= Segovesus =

Legendary Gallic chief

Segovesus (Gaulish: 'Worthy of Victories') is a legendary Gallic chief of the Bituriges, said to have lived ca. 600 BC. According to a legend recounted by Livy, the king Ambigatus sent his sister's sons Bellovesus and Segovesus in search of new lands to settle because of overpopulation in their homeland. While Bellovesus is said to have led the Gallic invasion of northern Italy, Segovesus reportedly headed towards the Hercynian Forest, in Western Central Europe.
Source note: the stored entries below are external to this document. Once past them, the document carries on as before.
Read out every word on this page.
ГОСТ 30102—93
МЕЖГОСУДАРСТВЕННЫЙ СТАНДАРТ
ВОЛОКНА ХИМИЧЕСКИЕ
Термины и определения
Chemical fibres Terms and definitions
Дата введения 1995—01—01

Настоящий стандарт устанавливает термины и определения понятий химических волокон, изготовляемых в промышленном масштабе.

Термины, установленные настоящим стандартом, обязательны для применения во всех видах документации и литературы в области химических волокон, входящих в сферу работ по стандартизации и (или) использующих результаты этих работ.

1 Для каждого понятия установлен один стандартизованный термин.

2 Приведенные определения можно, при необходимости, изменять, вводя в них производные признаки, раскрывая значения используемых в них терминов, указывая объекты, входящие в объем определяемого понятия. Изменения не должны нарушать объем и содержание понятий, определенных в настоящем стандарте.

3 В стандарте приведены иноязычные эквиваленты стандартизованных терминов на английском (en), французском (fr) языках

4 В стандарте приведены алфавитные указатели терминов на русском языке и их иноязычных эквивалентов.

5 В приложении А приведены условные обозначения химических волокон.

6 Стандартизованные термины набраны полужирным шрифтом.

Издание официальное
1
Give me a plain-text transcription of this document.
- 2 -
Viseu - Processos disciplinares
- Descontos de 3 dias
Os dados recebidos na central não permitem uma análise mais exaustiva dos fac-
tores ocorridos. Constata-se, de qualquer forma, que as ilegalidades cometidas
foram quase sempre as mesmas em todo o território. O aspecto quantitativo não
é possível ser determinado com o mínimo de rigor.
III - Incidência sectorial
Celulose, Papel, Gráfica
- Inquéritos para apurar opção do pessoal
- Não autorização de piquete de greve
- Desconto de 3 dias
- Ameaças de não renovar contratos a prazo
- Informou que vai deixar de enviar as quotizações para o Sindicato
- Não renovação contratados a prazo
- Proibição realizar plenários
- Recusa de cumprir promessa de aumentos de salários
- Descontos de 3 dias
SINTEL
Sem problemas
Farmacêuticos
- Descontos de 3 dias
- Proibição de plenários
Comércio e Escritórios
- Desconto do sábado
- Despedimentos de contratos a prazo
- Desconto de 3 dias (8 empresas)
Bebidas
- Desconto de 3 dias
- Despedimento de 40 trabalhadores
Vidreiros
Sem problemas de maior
According to an ancient tradition, modern southern Germany was settled by Celts as a consequence of this migration. Although the historicity of this legend is highly disputed, the essence of the myth may have been based on actual events, for migrations actually occurred towards Bohemia and bordering regions of Central Europe during the first quarter of the 4th century BC.

==Etymology==
The Gaulish personal name Sego-uesus literally means 'worthy of victories'. It is made up of the prefix sego- ('strength, victory') attached to uesus, meaning 'worthy, good, deserving', itself from Proto-Celtic *wesus ('excellent, noble'; cf. Old Irish feib 'in excellence', fó 'goodness', Welsh gwiw 'worthy, valuable').

== Story ==
The legend is recounted by the Roman historian Livy in his Ab Urbe Condita Libri, written in the late 1st century BC:
... Gaul under [Ambigatus'] sway grew so rich in corn and so populous, that it seemed hardly possible to govern so great a multitude. The king, who was now an old man and wished to relieve his kingdom of a burdensome throng, announced that he meant to send Bellovesus and Segovesus, his sister's sons, two enterprising young men, to find such homes as the gods might assign to them by augury; and promised them that they should head as large a number of emigrants as they themselves desired, so that no tribe might be able to prevent their settlement. Whereupon to Segovesus were by lot assigned the Hercynian highlands; but to Bellovesus the gods proposed a far pleasanter road, into Italy.
— Livy 2019. Ab Urbe Condita Libri, 5.34.